Cherries in prison
Cherries trapped in loose dough-pie that my mother-in-law adores…
- DOUGH: Mix dry ingredients (flour, sugar, salt) and add butter that has previously softened from standing at room temperature. Rub the butter into the dry ingredients by hand until a lumpy mass is obtained. Separately beat the eggs and add them to the lumpy mass. Mix lightly with a fork and add a few tablespoons of water until the dough gets a homogeneous firmness. Form the dough into a ball, wrap it in cling film and leave in the fridge for half an hour.
- STUFFING: Mix dry ingredients (density, sugar, cinnamon) and then add cherries.
- COATING: Mix the egg yolk well with the milk to obtain a homogeneous, monochromatic, semi-thin mass.
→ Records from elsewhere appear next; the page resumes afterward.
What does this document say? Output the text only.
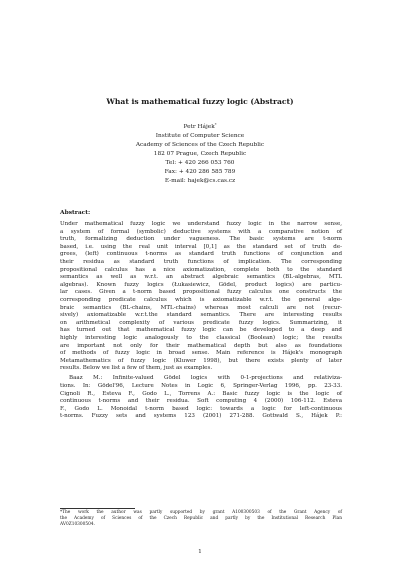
What is mathematical fuzzy logic (Abstract)
Petr Hájek*
Institute of Computer Science
Academy of Sciences of the Czech Republic
182 07 Prague, Czech Republic
Tel: + 420 266 053 760
Fax: + 420 286 585 789
E-mail: hajek@cs.cas.cz
Abstract:
Under mathematical fuzzy logic we understand fuzzy logic in the narrow sense,
a system of formal (symbolic) deductive systems with a comparative notion of
truth, formalizing deduction under vagueness. The basic systems are t-norm
based, i.e. using the real unit interval [0,1] as the standard set of truth de-
grees, (left) continuous t-norms as standard truth functions of conjunction and
their residua as standard truth functions of implication. The corresponding
propositional calculus has a nice axiomatization, complete both to the standard
semantics as well as w.r.t. an abstract algebraic semantics (BL-algebras, MTL
algebras). Known fuzzy logics (Łukasiewicz, Gödel, product logics) are particu-
lar cases. Given a t-norm based propositional fuzzy calculus one constructs the
corresponding predicate calculus which is axiomatizable w.r.t. the general alge-
braic semantics (BL-chains, MTL-chains) whereas most calculi are not (recur-
sively) axiomatizable w.r.t.the standard semantics. There are interesting results
on arithmetical complexity of various predicate fuzzy logics. Summarizing, it
has turned out that mathematical fuzzy logic can be developed to a deep and
highly interesting logic analogously to the classical (Boolean) logic; the results
are important not only for their mathematical depth but also as foundations
of methods of fuzzy logic in broad sense. Main reference is Hájek's monograph
Metamathematics of fuzzy logic (Kluwer 1998), but there exists plenty of later
results. Below we list a few of them, just as examples.
Baaz M.: Infinite-valued Gödel logics with 0-1-projections and relativiza-
tions. In: Gödel'96, Lecture Notes in Logic 6, Springer-Verlag 1996, pp. 23-33.
Cignoli R., Esteva F., Godo L., Torrens A.: Basic fuzzy logic is the logic of
continuous t-norms and their residua. Soft computing 4 (2000) 106-112. Esteva
F., Godo L. Monoidal t-norm based logic: towards a logic for left-continuous
t-norms. Fuzzy sets and systems 123 (2001) 271-288. Gottwald S., Hájek P.:
*The work the author was partly supported by grant A100300503 of the Grant Agency of
the Academy of Sciences of the Czech Republic and partly by the Institutional Research Plan
AV0Z10300504.
1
- PIE FORMATION: After half an hour, divide the dough from the fridge into 1/3 and 2/3. Roll out 2/3 of the dough on a floured board to be a little bigger than the mold in which it will be baked. Transfer the dough to the mold and remove the dough that crosses the edge of the mold with a knife. Then, spread the prepared filling over this dough.
- Roll out the remaining 1/3 of the dough and cut 12 strips for the net from it. Put the strips in the shape of a net over the filling, and remove the excess that exceeds the edge of the mold with a knife.
- Use a kitchen brush to apply the prepared spread to the strips of dough.
- Bake the pie for 35 minutes in a preheated oven at 180ºC. Cool the baked pie and serve.